In Farmington, buildings don’t teach, teachers do
To Central Conneccticut Educators:
I wanted to reveal how one governor candidate, I, decided on a vote what may have been tangentially important to you: the Farmington High School rebuild.
[Last June, Farmington voters rejected a $135 million renovation to their high school by a margin of nearly two to one: 2,411 in favor to 5,029 opposed. — Ed]
At an estimated $138 million for a building, it was a mis-prioritization. I believe strongly in education — I’ve worked with private and public schools for almost 20 years — but look what $138 million alternately buys for our students:
- Thirty science teachers (five per grade at Robbins Middle School and Farmington High School), plus support staff for them…for 30 years!
- For our above-average teachers teachers district-wide: a nearly $100,000 bonus.
- For our above-average support staff district wide: a nearly $70,000 bonus.
- For every fourth, seventh, and 10th grader: a high-end laptop, design computer, robotics kit, and maker-space producer… in perpetuity.
Buildings don’t teach.
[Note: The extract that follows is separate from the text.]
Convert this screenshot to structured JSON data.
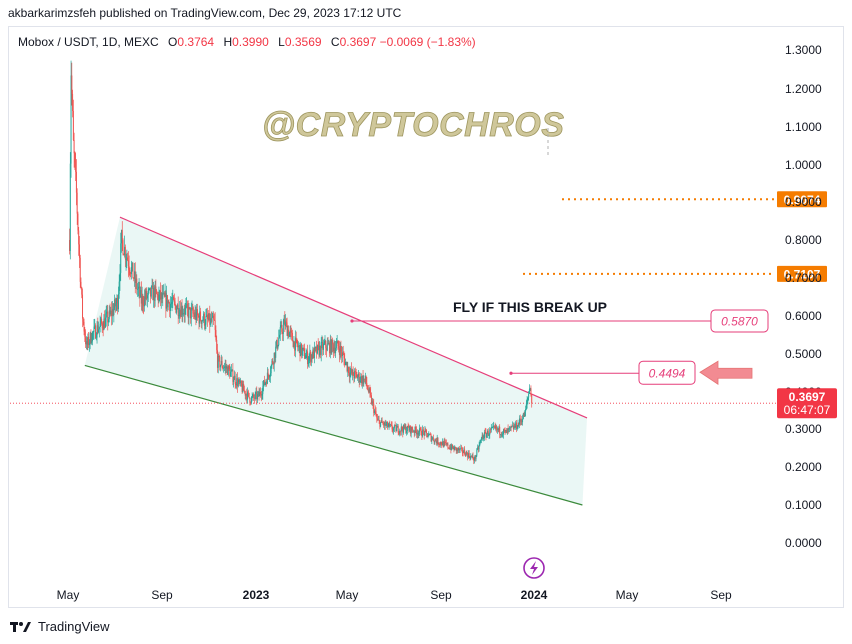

Good teachers do. To spend on an inanimate building is to slight the very good teachers we have.
Buildings don’t guide students. To wholly renovate spaces that need just a tweak, or need no renovation at all, is to pull money away from students who could use more support and more counseling, especially college and post grad non-college counseling.
Buildings don’t speak. But students do. My tutoring firm attracts 10 – 20 Farmington High students each summer for SAT Prep. This summer I asked three rising seniors and four recent alums whether they felt FHS needed the proposed renovations. None of them said “yes.”
I am a governor candidate very much in favor of better education. I would support in my town more money that truly enhances our students’ experiences. I’d like to see my home town school pay our teachers more. I’d like to see my home town attract great new teachers every year. A $138 million bond would stifle that.
A good teacher is worth more than a good lawyer. (I’m a former lawyer with a decent perspective here.) A good guidance counselor may be worth more than a good engineer (I’ve seen how excellent guidance propels students to greatness, and how bad or absent guidance lets kids languish.)
I urge town leaders to keep “improving education” on their priority list. But it’s best to channel the efforts to improve students capabilities, improve teachers’ work, and improve staffers’ daily ability to facilitate both students and teachers.
Mark Stewart lives in Farmington and is running for governor as a Democrat.